Sample drone imagery and OSM building footprint labels from 10 cities
The Global Facility for Disaster Reduction and Recovery (GFDRR) is a partnership of the World Bank, United Nations, major donors and recipient countries under the International Strategy for Disaster Reduction (ISDR) system to support the implementation of the Hyogo Framework for Action (HFA). Launched in September 2006, GFDRR provides technical and financial assistance to help disaster-prone countries decrease their vulnerability and adapt to climate change. GFDRR works closely with UN agencies, client governments, World Bank regional offices, and other partners.

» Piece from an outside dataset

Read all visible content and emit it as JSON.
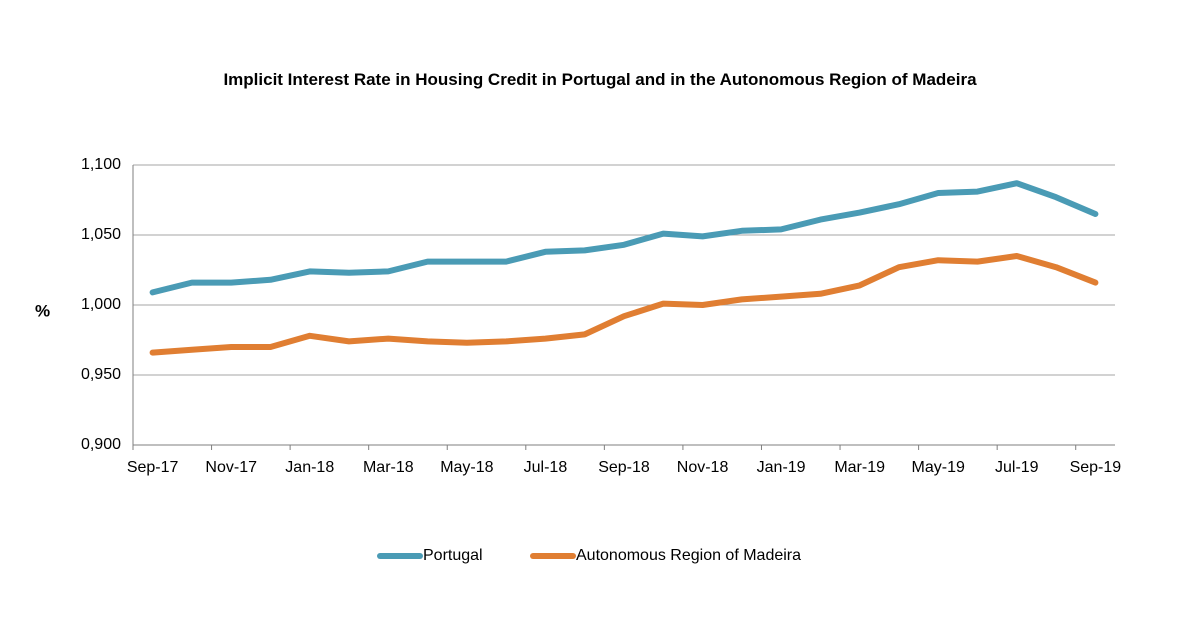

To meet the needs of a rapidly changing world, GFDRR Labs supports the use of innovative approaches to science, technology, communication and design in promoting new ideas and the development of original tools to empower decision-makers in vulnerable countries to strengthen their resilience. Recent innovations in the field have enabled better access to disaster and climate risk information and a greater capacity to create, manage, and use this information. Lab activities are designed and implemented in partnership with government institutions and key international and local partners, ensuring that all activities add value in planning, operational, and recovery activities.
In 2011, GFDRR launched the Open Data for Resilience Initiative (OpenDRI) to apply the concepts of the global open data movement to the challenges of reducing vulnerability to natural hazards and the impacts of climate change. OpenDRI supports efforts to build capacity and long-term ownership of open data projects that are tailored to meet specific needs. OpenDRI is guided by nine core principles, and engages with client governments in three main areas:
- Sharing data through open data platforms
- Collecting data through community mapping and crowdsourcing
- Using data through risk visualization and communication
Azavea is a software company that focuses on products and professional services for turning geospatial data into actionable insights. Azavea is a B corporation that operates with a mission to advance the state of the art in geospatial technology and apply it for civic, social, and environmental impact.
DrivenData runs online machine learning competitions where data scientists and quantitative experts from all around the world compete to build the best algorithms for social good. The DrivenData Labs team also works on data science projects directly with mission-driven organizations.